#When a Cripple Puts Up The Christmas Tree
I Refuse To Give Up
When all of the able bodies in my family refused to set up the Christmas tree this year, at first I thought we just wouldn’t have one. Not the end of the world. I was disabled by a stroke 20 years ago and am the only member of the family who can’t safely get the tree up. My balance is poor and I am weak and uncoordinated.
I did not get where I am by having a defeatist attitude. I fought my way back from total left sided paralysis after giving birth to the baby I was expecting when I had the stroke. I live a relatively normal life despite my physical limitations.
Living like this means I have to accept many things will not be the way I would like. But not having a tree up for the first time in my life was not going to be one of them. I would just have to accept that the tree wouldn’t look perfect.
I had forgotten that a home health aide who worked for me last January had started to remove the lights from our pre lit artificial tree when I asked her to take it down. She didn’t realize the lights weren’t supposed to be removed. There was a lot of damage done. It was put away in a box in the basement and forgotten about.
I tried to get my sons who are 20 and 22 to put the tree up. They are over it. They don’t believe Santa won’t come if there is no tree. My estranged husband who lives in another state but still likes to spend holidays with his family said he doesn’t care if we have a tree and he didn’t want to do it.
This left the crippled family member as the only one who wanted to have a Christmas tree this year. The only one unable to do it.

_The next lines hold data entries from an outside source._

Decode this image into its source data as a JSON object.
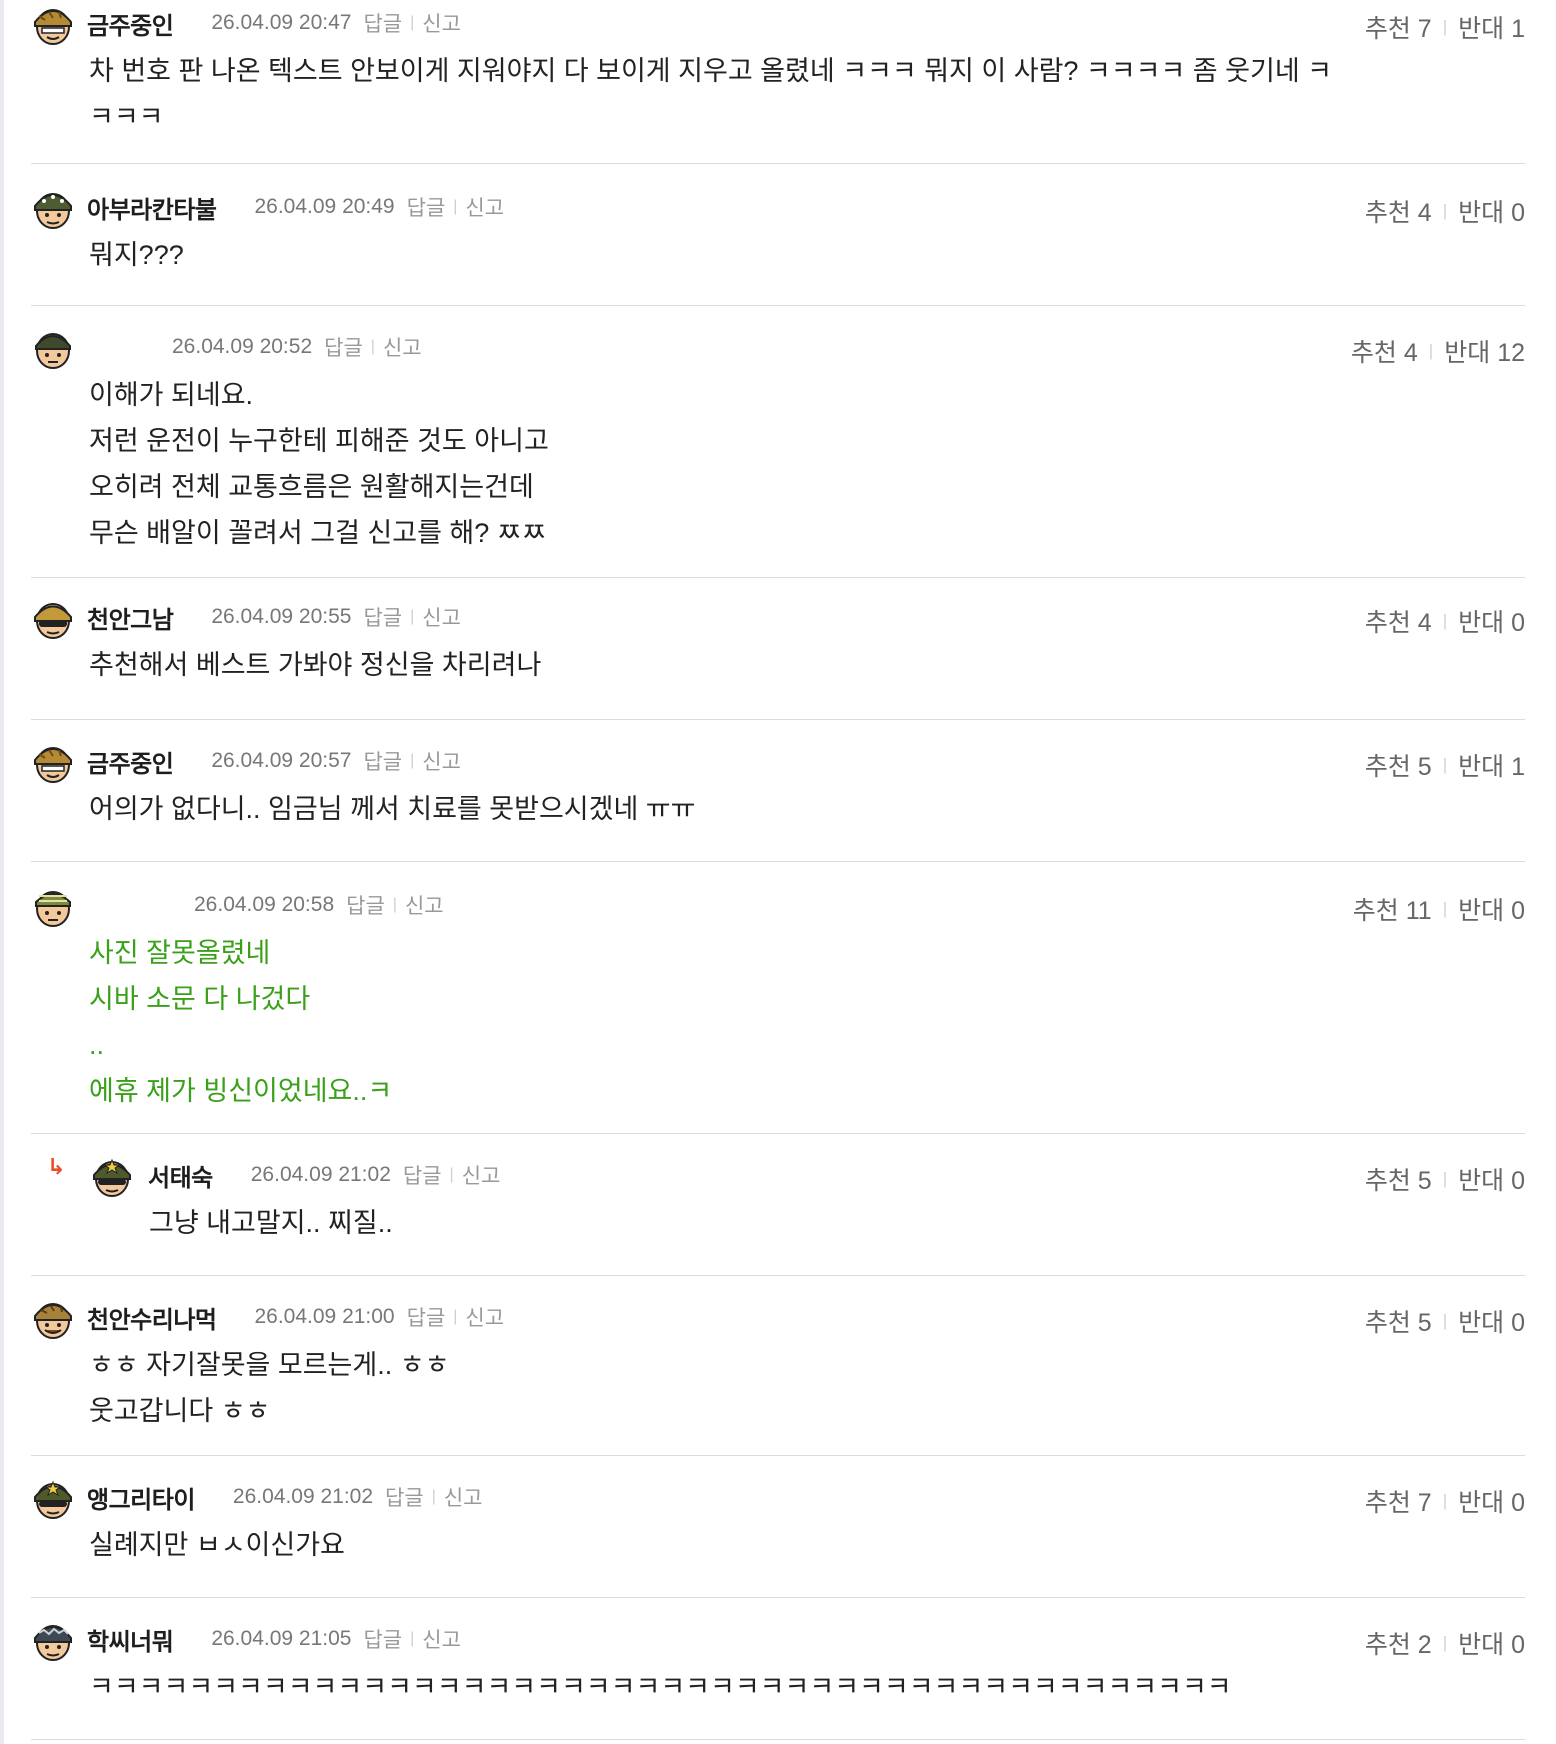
{
  "comments": [
    {
      "author": "금주중인",
      "date": "26.04.09 20:47",
      "reply_label": "답글",
      "report_label": "신고",
      "up_label": "추천",
      "up": "7",
      "down_label": "반대",
      "down": "1",
      "lines": [
        "차 번호 판 나온 텍스트 안보이게 지워야지 다 보이게 지우고 올렸네 ㅋㅋㅋ 뭐지 이 사람? ㅋㅋㅋㅋ 좀 웃기네 ㅋ",
        "ㅋㅋㅋ"
      ]
    },
    {
      "author": "아부라칸타불",
      "date": "26.04.09 20:49",
      "reply_label": "답글",
      "report_label": "신고",
      "up_label": "추천",
      "up": "4",
      "down_label": "반대",
      "down": "0",
      "lines": [
        "뭐지???"
      ]
    },
    {
      "author": "",
      "date": "26.04.09 20:52",
      "reply_label": "답글",
      "report_label": "신고",
      "up_label": "추천",
      "up": "4",
      "down_label": "반대",
      "down": "12",
      "lines": [
        "이해가 되네요.",
        "저런 운전이 누구한테 피해준 것도 아니고",
        "오히려 전체 교통흐름은 원활해지는건데",
        "무슨 배알이 꼴려서 그걸 신고를 해? ㅉㅉ"
      ]
    },
    {
      "author": "천안그남",
      "date": "26.04.09 20:55",
      "reply_label": "답글",
      "report_label": "신고",
      "up_label": "추천",
      "up": "4",
      "down_label": "반대",
      "down": "0",
      "lines": [
        "추천해서 베스트 가봐야 정신을 차리려나"
      ]
    },
    {
      "author": "금주중인",
      "date": "26.04.09 20:57",
      "reply_label": "답글",
      "report_label": "신고",
      "up_label": "추천",
      "up": "5",
      "down_label": "반대",
      "down": "1",
      "lines": [
        "어의가 없다니.. 임금님 께서 치료를 못받으시겠네 ㅠㅠ"
      ]
    },
    {
      "author": "",
      "date": "26.04.09 20:58",
      "reply_label": "답글",
      "report_label": "신고",
      "up_label": "추천",
      "up": "11",
      "down_label": "반대",
      "down": "0",
      "lines": [
        "사진 잘못올렸네",
        "시바 소문 다 나겄다",
        "..",
        "에휴 제가 빙신이었네요..ㅋ"
      ]
    },
    {
      "author": "서태숙",
      "date": "26.04.09 21:02",
      "reply_label": "답글",
      "report_label": "신고",
      "up_label": "추천",
      "up": "5",
      "down_label": "반대",
      "down": "0",
      "lines": [
        "그냥 내고말지.. 찌질.."
      ]
    },
    {
      "author": "천안수리나먹",
      "date": "26.04.09 21:00",
      "reply_label": "답글",
      "report_label": "신고",
      "up_label": "추천",
      "up": "5",
      "down_label": "반대",
      "down": "0",
      "lines": [
        "ㅎㅎ 자기잘못을 모르는게.. ㅎㅎ",
        "웃고갑니다 ㅎㅎ"
      ]
    },
    {
      "author": "앵그리타이",
      "date": "26.04.09 21:02",
      "reply_label": "답글",
      "report_label": "신고",
      "up_label": "추천",
      "up": "7",
      "down_label": "반대",
      "down": "0",
      "lines": [
        "실례지만 ㅂㅅ이신가요"
      ]
    },
    {
      "author": "학씨너뭐",
      "date": "26.04.09 21:05",
      "reply_label": "답글",
      "report_label": "신고",
      "up_label": "추천",
      "up": "2",
      "down_label": "반대",
      "down": "0",
      "lines": [
        "ㅋㅋㅋㅋㅋㅋㅋㅋㅋㅋㅋㅋㅋㅋㅋㅋㅋㅋㅋㅋㅋㅋㅋㅋㅋㅋㅋㅋㅋㅋㅋㅋㅋㅋㅋㅋㅋㅋㅋㅋㅋㅋㅋㅋㅋㅋ"
      ]
    }
  ],
  "icons": {
    "reply_arrow": "reply-arrow-icon",
    "avatar": "soldier-avatar-icon"
  },
  "colors": {
    "highlight_text": "#3aa01a",
    "reply_arrow": "#e8502a",
    "author_text": "#1e1e1e",
    "meta_text": "#777777"
  }
}
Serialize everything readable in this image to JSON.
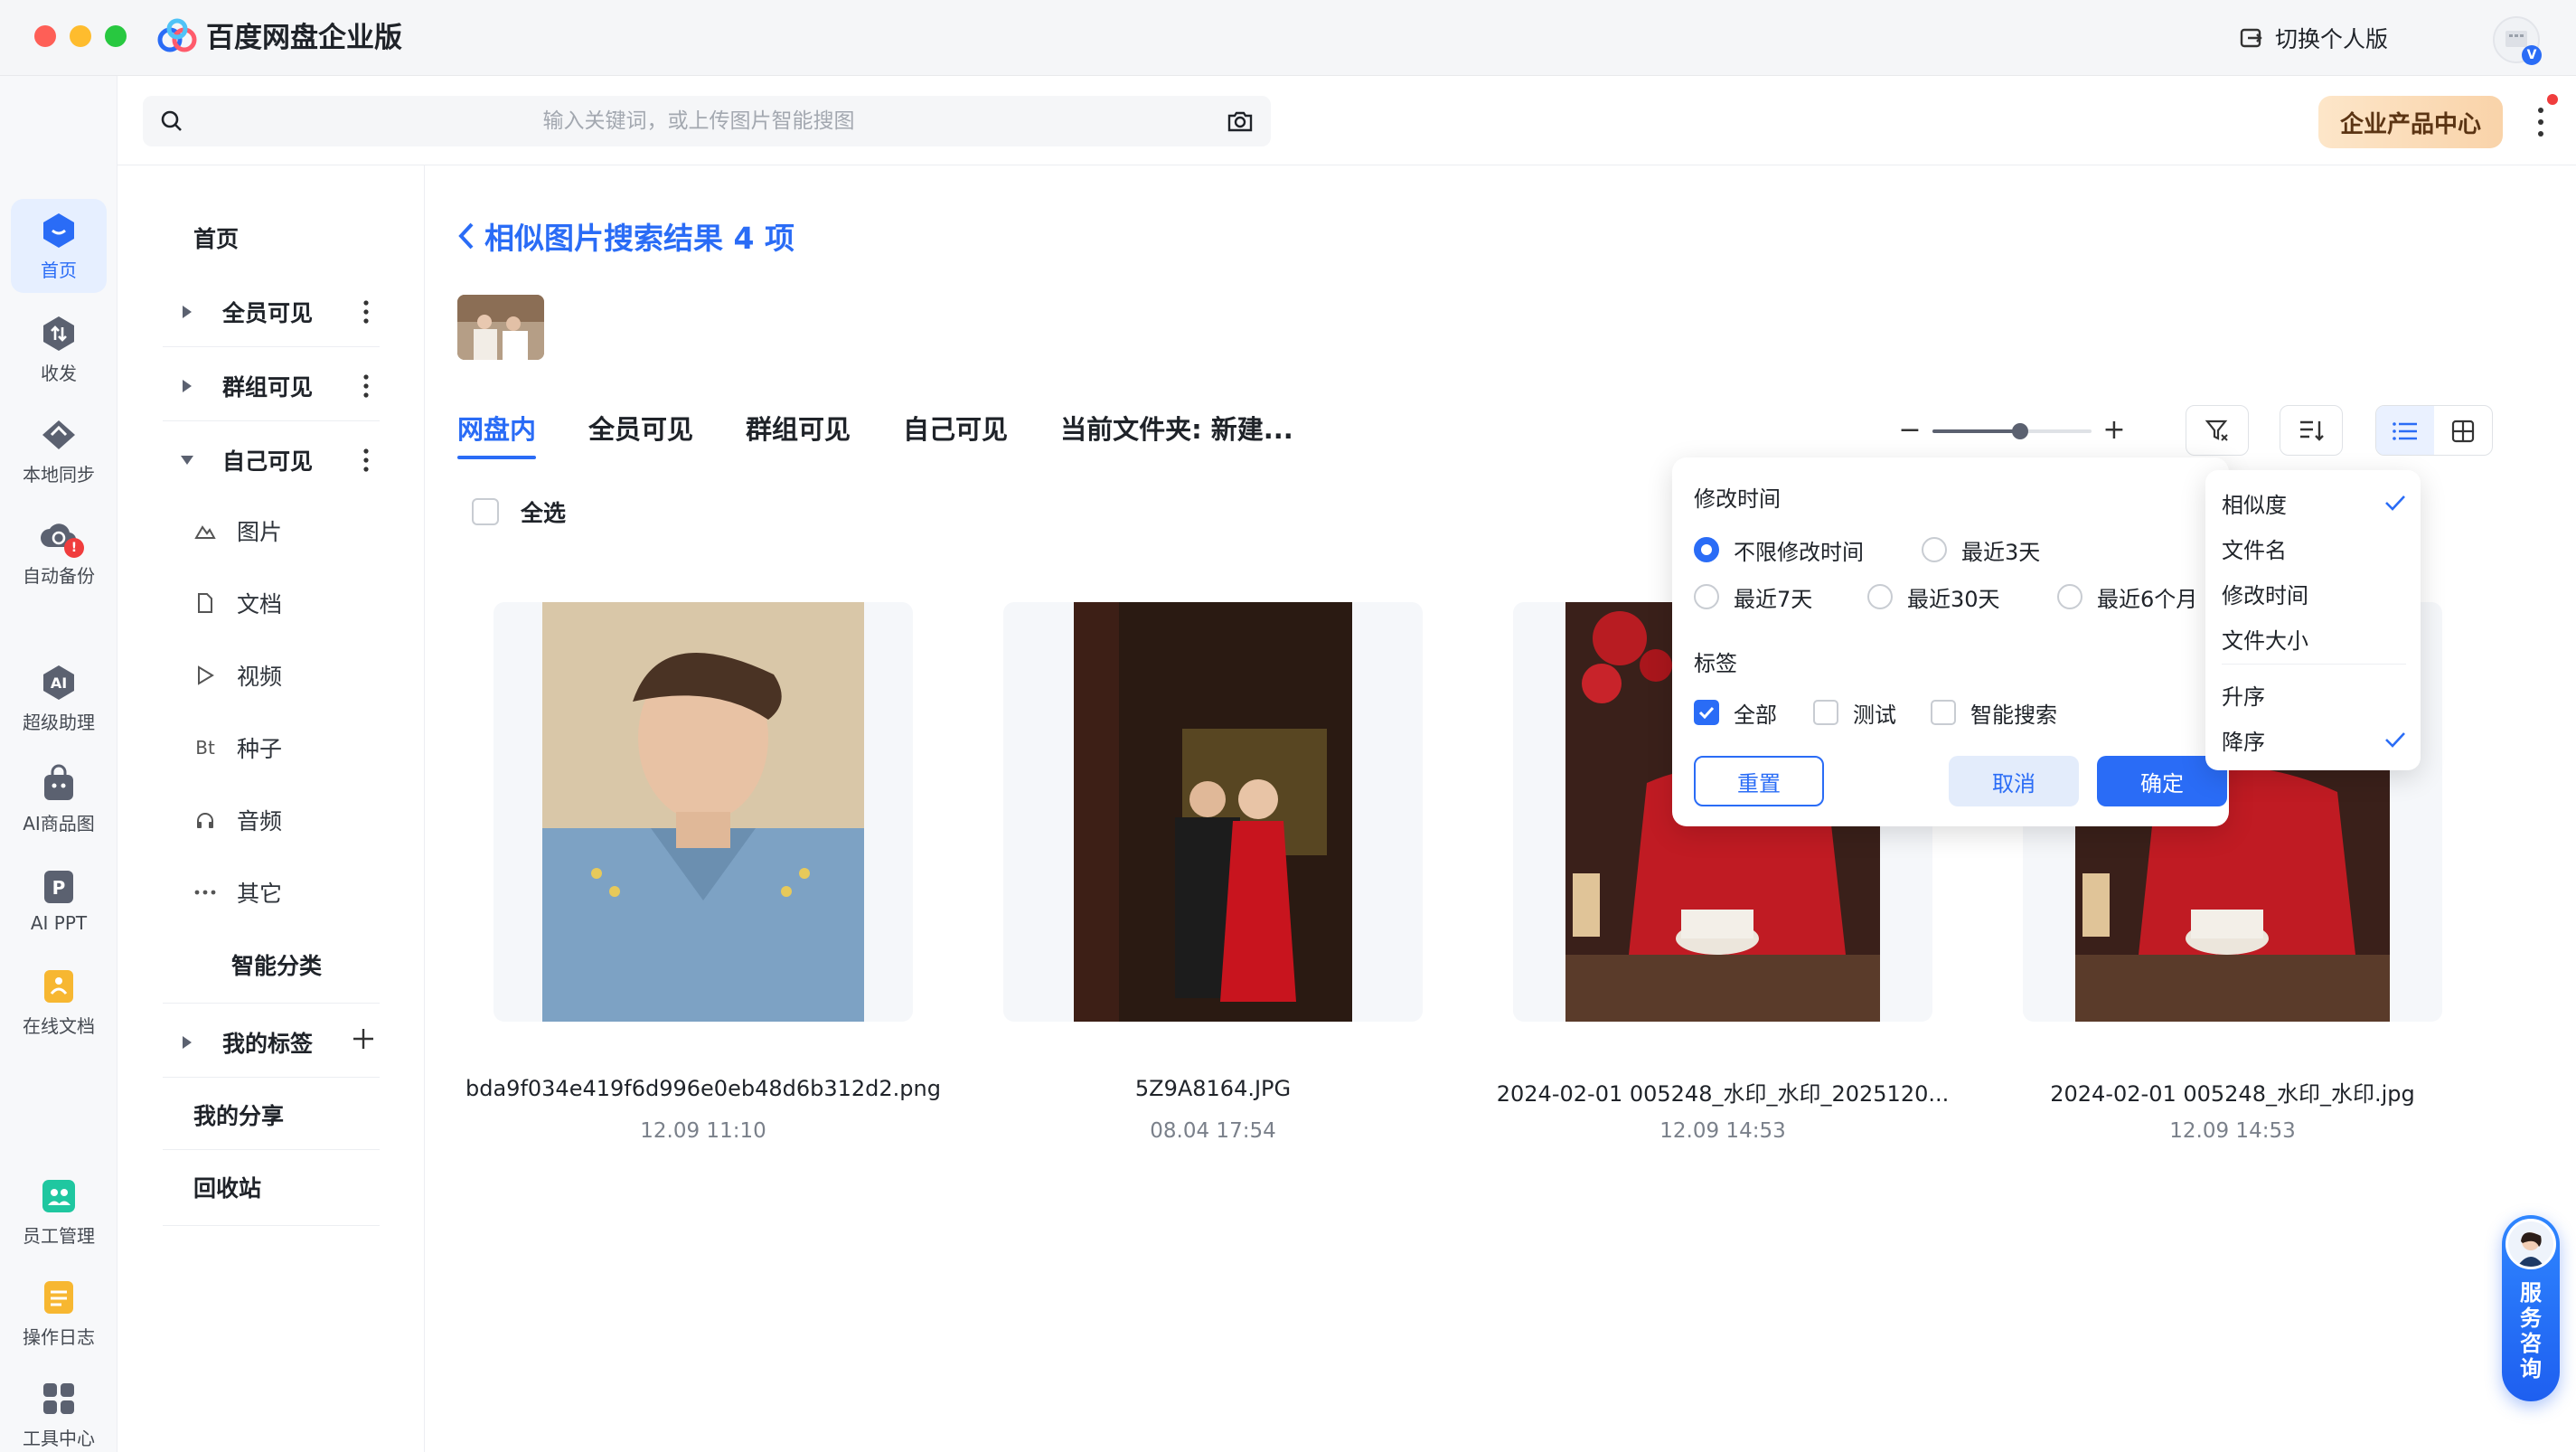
{
  "window": {
    "app_title": "百度网盘企业版",
    "switch_label": "切换个人版"
  },
  "rail": {
    "items": [
      {
        "label": "首页",
        "icon": "home-icon"
      },
      {
        "label": "收发",
        "icon": "transfer-icon"
      },
      {
        "label": "本地同步",
        "icon": "sync-icon"
      },
      {
        "label": "自动备份",
        "icon": "backup-icon",
        "badge": "!"
      },
      {
        "label": "超级助理",
        "icon": "ai-assistant-icon"
      },
      {
        "label": "AI商品图",
        "icon": "ai-product-image-icon"
      },
      {
        "label": "AI PPT",
        "icon": "ai-ppt-icon"
      },
      {
        "label": "在线文档",
        "icon": "online-doc-icon"
      },
      {
        "label": "员工管理",
        "icon": "staff-management-icon"
      },
      {
        "label": "操作日志",
        "icon": "operation-log-icon"
      },
      {
        "label": "工具中心",
        "icon": "tool-center-icon"
      }
    ]
  },
  "search": {
    "placeholder": "输入关键词，或上传图片智能搜图"
  },
  "enterprise_center_label": "企业产品中心",
  "nav": {
    "home": "首页",
    "all_visible": "全员可见",
    "group_visible": "群组可见",
    "self_visible": "自己可见",
    "subs": [
      {
        "label": "图片",
        "icon": "image-icon"
      },
      {
        "label": "文档",
        "icon": "document-icon"
      },
      {
        "label": "视频",
        "icon": "video-icon"
      },
      {
        "label": "种子",
        "icon": "Bt"
      },
      {
        "label": "音频",
        "icon": "audio-icon"
      },
      {
        "label": "其它",
        "icon": "ellipsis-icon"
      }
    ],
    "smart_category": "智能分类",
    "my_tags": "我的标签",
    "my_share": "我的分享",
    "recycle_bin": "回收站"
  },
  "main": {
    "title": "相似图片搜索结果 4 项",
    "tabs": [
      "网盘内",
      "全员可见",
      "群组可见",
      "自己可见",
      "当前文件夹: 新建..."
    ],
    "zoom_level": 0.55,
    "select_all": "全选",
    "files": [
      {
        "name": "bda9f034e419f6d996e0eb48d6b312d2.png",
        "date": "12.09 11:10"
      },
      {
        "name": "5Z9A8164.JPG",
        "date": "08.04 17:54"
      },
      {
        "name": "2024-02-01 005248_水印_水印_2025120...",
        "date": "12.09 14:53"
      },
      {
        "name": "2024-02-01 005248_水印_水印.jpg",
        "date": "12.09 14:53"
      }
    ]
  },
  "filter": {
    "time_title": "修改时间",
    "time_options": [
      "不限修改时间",
      "最近3天",
      "最近7天",
      "最近30天",
      "最近6个月"
    ],
    "time_selected": "不限修改时间",
    "tag_title": "标签",
    "tag_options": [
      "全部",
      "测试",
      "智能搜索"
    ],
    "tag_checked": "全部",
    "reset": "重置",
    "cancel": "取消",
    "confirm": "确定"
  },
  "sort": {
    "fields": [
      "相似度",
      "文件名",
      "修改时间",
      "文件大小"
    ],
    "field_selected": "相似度",
    "orders": [
      "升序",
      "降序"
    ],
    "order_selected": "降序"
  },
  "service": {
    "label": "服务咨询"
  },
  "colors": {
    "accent": "#2a6cf6",
    "enterprise_gradient": "#f9d3a9"
  }
}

I had to let go of memories when I was able bodied and climbed a ladder to put lights on our 8 foot real tree in our old house with the cathedral ceilings. I had to let go of the images of the hand blown glass ornaments that were broken in the years following my stroke that I used to put at the top of the tree on that ladder. Those were some of the nicest trees I ever had.
Hopes of having a perfect tree had been shattered.
But my stubborn determination was still intact.
With that, I asked my boyfriend to get the damaged tree out of the basement. He put it together after moving some furniture around in the living room. There were still some lights on it that worked. He went home after putting the topper ornament on the top from the box of decorations he had brought up from the basement.
I did the best I could adding ornaments to the damaged, sad looking tree with the sparse, dim lights. I have found that adding lights and decorations can make any tree look decent. It’s like magic.
I know Jesus would have forgiven us if we didn’t have a Christmas tree this year, but I’m glad I figured out how to have something even if it isn’t the best.